The Epstein-Barr virus (EBV) can cause a range of diseases, including cancers. However, no drug or approved vaccination can specifically thwart EBV within the body. Now, new research shows that inhibition of a specific metabolic pathway in infected cells can diminish latent infection and the risk of downstream disease.

The findings are published in Science in an article titled, “A metabolic dependency of EBV can be targeted to hinder B cell transformation.”

Researchers from the University of Basel and the University Hospital Basel led by Christoph Hess, PhD, professor at the University of Basel, have deciphered how the immune cells infected with EBV are reprogrammed. Known as “transformation,” this process is necessary for the infection to become chronic and cause subsequent diseases such as cancer. Specifically, the team discovered that the virus triggers the infected cell to ramp up the production of an enzyme known as IDO1. This ultimately leads to greater energy production by the power plants of infected cells: the mitochondria. In turn, this additional energy is needed for the increased metabolism and the rapid proliferation of B cells reprogrammed by EBV in this way.

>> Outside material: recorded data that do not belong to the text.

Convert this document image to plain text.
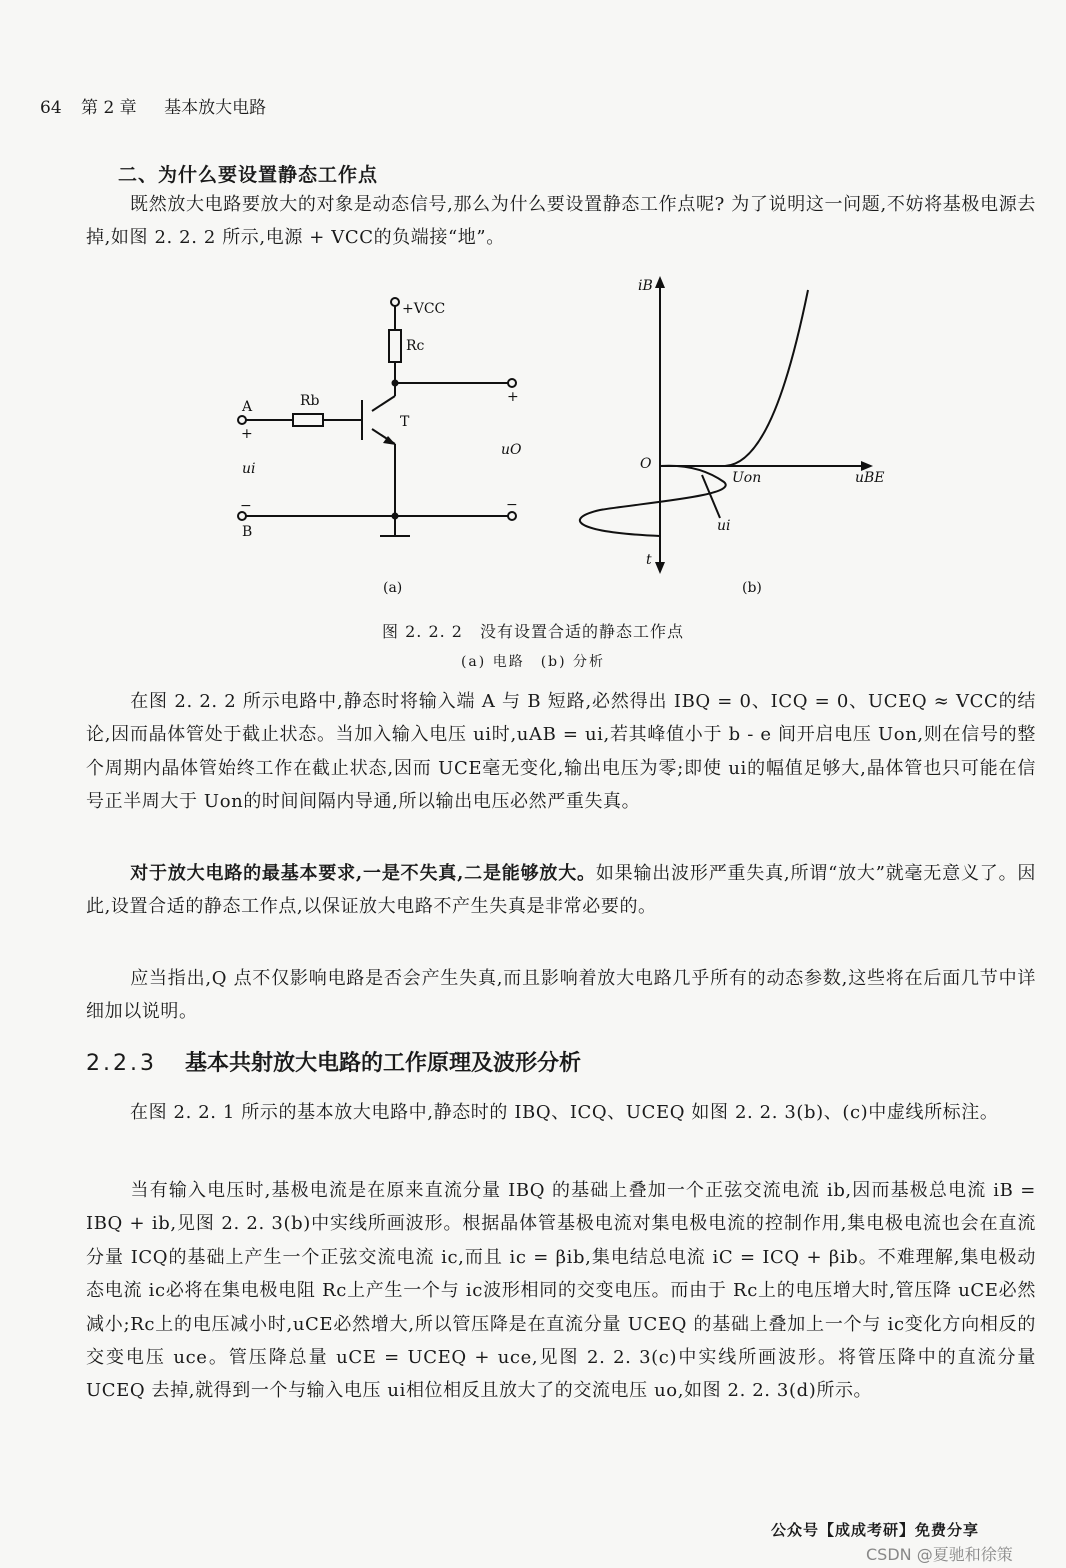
64 第 2 章 基本放大电路
二、为什么要设置静态工作点

既然放大电路要放大的对象是动态信号,那么为什么要设置静态工作点呢? 为了说明这一问题,不妨将基极电源去掉,如图 2. 2. 2 所示,电源 + VCC的负端接“地”。

+VCC
Rc
Rb
T
A
+
ui
−
B
+
uO
−
(a)
iB
O
Uon	uBE
ui
t
(b)
图 2. 2. 2　没有设置合适的静态工作点
(a) 电路　(b) 分析

在图 2. 2. 2 所示电路中,静态时将输入端 A 与 B 短路,必然得出 IBQ = 0、ICQ = 0、UCEQ ≈ VCC的结论,因而晶体管处于截止状态。当加入输入电压 ui时,uAB = ui,若其峰值小于 b - e 间开启电压 Uon,则在信号的整个周期内晶体管始终工作在截止状态,因而 UCE毫无变化,输出电压为零;即使 ui的幅值足够大,晶体管也只可能在信号正半周大于 Uon的时间间隔内导通,所以输出电压必然严重失真。

对于放大电路的最基本要求,一是不失真,二是能够放大。如果输出波形严重失真,所谓“放大”就毫无意义了。因此,设置合适的静态工作点,以保证放大电路不产生失真是非常必要的。

应当指出,Q 点不仅影响电路是否会产生失真,而且影响着放大电路几乎所有的动态参数,这些将在后面几节中详细加以说明。

2.2.3 基本共射放大电路的工作原理及波形分析

在图 2. 2. 1 所示的基本放大电路中,静态时的 IBQ、ICQ、UCEQ 如图 2. 2. 3(b)、(c)中虚线所标注。

当有输入电压时,基极电流是在原来直流分量 IBQ 的基础上叠加一个正弦交流电流 ib,因而基极总电流 iB = IBQ + ib,见图 2. 2. 3(b)中实线所画波形。根据晶体管基极电流对集电极电流的控制作用,集电极电流也会在直流分量 ICQ的基础上产生一个正弦交流电流 ic,而且 ic = βib,集电结总电流 iC = ICQ + βib。不难理解,集电极动态电流 ic必将在集电极电阻 Rc上产生一个与 ic波形相同的交变电压。而由于 Rc上的电压增大时,管压降 uCE必然减小;Rc上的电压减小时,uCE必然增大,所以管压降是在直流分量 UCEQ 的基础上叠加上一个与 ic变化方向相反的交变电压 uce。管压降总量 uCE = UCEQ + uce,见图 2. 2. 3(c)中实线所画波形。将管压降中的直流分量 UCEQ 去掉,就得到一个与输入电压 ui相位相反且放大了的交流电压 uo,如图 2. 2. 3(d)所示。

公众号【成成考研】免费分享
CSDN @夏驰和徐策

Clinically, the researchers focused on a group of patients who had developed EBV-triggered blood cancer following organ transplantation. To prevent a transplanted organ from being rejected, it is necessary to weaken the immune system using medications. This, in turn, makes it easier for EBV to gain the upper hand and causes blood cancer, referred to as post-transplant lymphoma.

The researchers were able to show that EBV upregulates the enzyme IDO1 months before post-transplant lymphoma is diagnosed. This finding may help to develop biomarkers for the disease.

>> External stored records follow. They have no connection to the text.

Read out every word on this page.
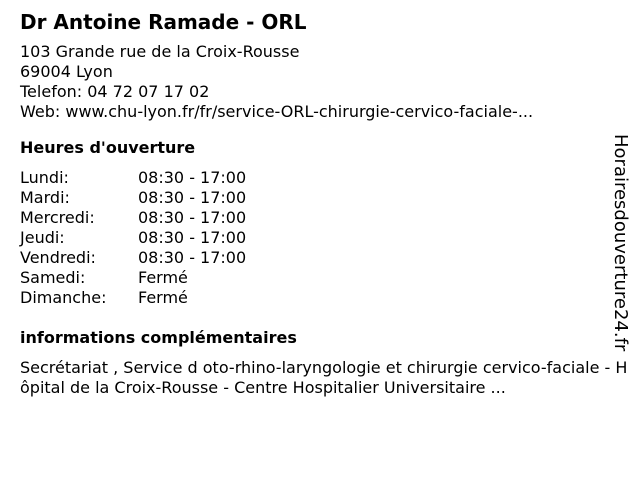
Dr Antoine Ramade - ORL
103 Grande rue de la Croix-Rousse
69004 Lyon
Telefon: 04 72 07 17 02
Web: www.chu-lyon.fr/fr/service-ORL-chirurgie-cervico-faciale-...
Heures d'ouverture
Lundi:	08:30 - 17:00
Mardi:	08:30 - 17:00
Mercredi:	08:30 - 17:00
Jeudi:	08:30 - 17:00
Vendredi:	08:30 - 17:00
Samedi:	Fermé
Dimanche:	Fermé
informations complémentaires
Secrétariat , Service d oto-rhino-laryngologie et chirurgie cervico-faciale - Hôpital de la Croix-Rousse - Centre Hospitalier Universitaire ...
Horairesdouverture24.fr
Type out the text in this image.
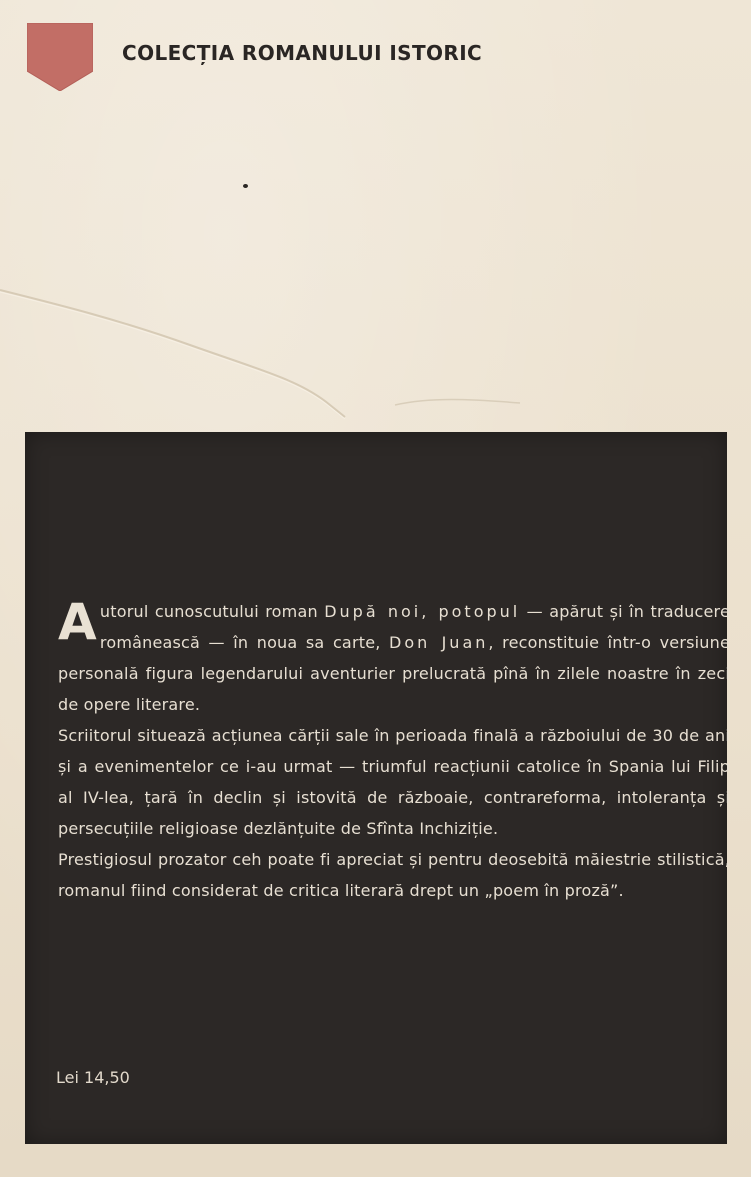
COLECȚIA ROMANULUI ISTORIC

Autorul cunoscutului roman După noi, potopul — apărut și în traducere românească — în noua sa carte, Don Juan, reconstituie într-o versiune personală figura legendarului aventurier prelucrată pînă în zilele noastre în zeci de opere literare.

Scriitorul situează acțiunea cărții sale în perioada finală a războiului de 30 de ani și a evenimentelor ce i-au urmat — triumful reacțiunii catolice în Spania lui Filip al IV-lea, țară în declin și istovită de războaie, contrareforma, intoleranța și persecuțiile religioase dezlănțuite de Sfînta Inchiziție.

Prestigiosul prozator ceh poate fi apreciat și pentru deosebită măiestrie stilistică, romanul fiind considerat de critica literară drept un „poem în proză”.

Lei 14,50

“Previously, IDO1 inhibitors have been developed in the hope that they could help to treat established cancer—which has unfortunately turned out not to be the case. In other words, there are already clinically tested inhibitors against this enzyme,” explained Christoph Hess. Accordingly, this class of drugs might now receive a second chance in applications aimed at dampening EBV infection and thereby tackling EBV-associated diseases. Indeed, in experiments with mice, IDO1 inhibition with these drugs reduced the transformation of B cells and therefore the viral load and the development of lymphoma.

“In transplant patients, it’s standard practice to use drugs against various viruses. Until now, there’s been nothing specific for preventing or treating Epstein-Barr virus associated disease,” said Hess.

The new findings provide a promising start to putting the brakes on EBV and may lead to novel treatments for diseases caused by EBV.